CONJUGAISON FRANÇAISE

histoire et théorie de la conjugaison française, par Camille Chabaneau[1]


Sommaire. — La conjugaison française, qui d’ailleurs n’est qu’un cas particulier de la conjugaison romane est issue directement de la conjugaison latine. Qu’a-t-elle perdu, qu’a-t-elle gagné dans le passage d’un état à un autre, dans cette transformation de portion d’une langue très cultivée en portion d’une langue toute populaire et d’abord absolument inculte ?

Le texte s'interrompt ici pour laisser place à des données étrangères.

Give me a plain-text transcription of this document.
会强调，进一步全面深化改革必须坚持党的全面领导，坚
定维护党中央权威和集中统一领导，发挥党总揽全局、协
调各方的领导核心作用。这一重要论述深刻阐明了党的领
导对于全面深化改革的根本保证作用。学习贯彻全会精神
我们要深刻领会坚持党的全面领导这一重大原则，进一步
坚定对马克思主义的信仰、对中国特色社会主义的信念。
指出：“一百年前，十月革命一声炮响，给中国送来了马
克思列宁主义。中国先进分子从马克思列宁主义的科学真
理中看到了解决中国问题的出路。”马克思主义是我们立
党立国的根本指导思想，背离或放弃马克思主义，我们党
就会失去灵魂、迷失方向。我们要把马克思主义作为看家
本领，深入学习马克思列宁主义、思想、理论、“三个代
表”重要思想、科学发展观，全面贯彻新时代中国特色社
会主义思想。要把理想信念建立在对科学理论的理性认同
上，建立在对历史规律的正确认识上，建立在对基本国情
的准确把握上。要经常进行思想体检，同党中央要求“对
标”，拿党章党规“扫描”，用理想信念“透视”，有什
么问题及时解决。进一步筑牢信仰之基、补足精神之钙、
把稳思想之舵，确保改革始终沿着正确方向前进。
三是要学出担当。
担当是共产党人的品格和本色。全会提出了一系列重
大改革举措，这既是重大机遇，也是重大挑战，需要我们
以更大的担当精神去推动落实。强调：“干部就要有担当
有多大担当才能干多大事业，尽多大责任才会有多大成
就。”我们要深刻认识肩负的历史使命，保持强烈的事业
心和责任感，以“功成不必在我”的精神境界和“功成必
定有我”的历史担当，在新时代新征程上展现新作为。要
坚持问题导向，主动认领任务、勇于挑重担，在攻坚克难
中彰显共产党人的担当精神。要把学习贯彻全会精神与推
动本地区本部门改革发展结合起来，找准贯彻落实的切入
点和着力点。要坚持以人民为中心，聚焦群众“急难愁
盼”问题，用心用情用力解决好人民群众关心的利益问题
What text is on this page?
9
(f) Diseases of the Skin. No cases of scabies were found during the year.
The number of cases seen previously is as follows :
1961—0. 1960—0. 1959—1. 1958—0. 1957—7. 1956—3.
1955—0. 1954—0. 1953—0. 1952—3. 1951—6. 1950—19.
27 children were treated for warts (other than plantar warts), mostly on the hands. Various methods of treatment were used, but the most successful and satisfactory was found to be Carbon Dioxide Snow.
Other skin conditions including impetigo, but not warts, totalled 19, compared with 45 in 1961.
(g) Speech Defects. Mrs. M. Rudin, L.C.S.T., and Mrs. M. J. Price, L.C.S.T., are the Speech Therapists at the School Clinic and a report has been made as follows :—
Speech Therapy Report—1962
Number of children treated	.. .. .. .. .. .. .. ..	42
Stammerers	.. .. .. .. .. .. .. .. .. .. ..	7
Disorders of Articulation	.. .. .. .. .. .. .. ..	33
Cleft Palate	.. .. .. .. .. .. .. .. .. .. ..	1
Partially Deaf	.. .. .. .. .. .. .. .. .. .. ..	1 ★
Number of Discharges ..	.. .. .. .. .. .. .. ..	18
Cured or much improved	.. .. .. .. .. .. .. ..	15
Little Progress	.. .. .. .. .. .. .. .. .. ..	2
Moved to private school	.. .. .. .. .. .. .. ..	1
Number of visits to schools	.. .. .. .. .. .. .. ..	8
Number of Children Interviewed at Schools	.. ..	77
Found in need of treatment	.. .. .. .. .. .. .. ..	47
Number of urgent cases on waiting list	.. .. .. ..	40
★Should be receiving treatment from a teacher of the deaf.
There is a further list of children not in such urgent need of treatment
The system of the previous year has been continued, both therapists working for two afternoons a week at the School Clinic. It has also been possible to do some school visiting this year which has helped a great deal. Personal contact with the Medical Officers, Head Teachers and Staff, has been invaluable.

À la voix active, il lui a été possible (nous verrons tout à l’heure qu’il n’en a pas été de même à la voix passive) de conserver les finales latines, et d’exprimer par de simples flexions les modifications de temps, de personnes et de nombres. Dans cette opération, la langue populaire, qui avait déjà une vague idée d’un double passé, lui donna définitivement une existence réelle, en créant le parfait composé à sens indéfini j’ai aimé à côté du parfait simple à sens défini j’aimai. Cette innovation est certainement heureuse, en regard du latin, qui confond j’aimai et j’ai aimé, et des langues germaniques (allemand et anglais), qui confondent j’aimai et j’aimais.
Là ne s’arrêta pas le travail d’innovation. Le latin n’a point de conditionnel ; pour l’exprimer, il a recours à l’expédient de donner à l’imparfait du subjonctif un double emploi, si bien qu’amavissem a signifié, suivant le sens, j’aimasse ou j’aimerais. Le procédé que la nouvelle conjugaison mit en usage est ingénieux et curieux. Le latin ne lui fournissait aucun modèle. Le sens de futur qui est dans tout conditionnel lui procura le point de départ dont elle avait besoin ; modifiant la terminaison de son propre futur, elle eut le mode et le sens qu’elle cherchait par instinct.
Le passif lui a présenté des difficultés insurmontables. Les désinences significatives, ne portant pas l’accent dans le latin, ne
  1. Journal des savants, juin 1869, p. 366.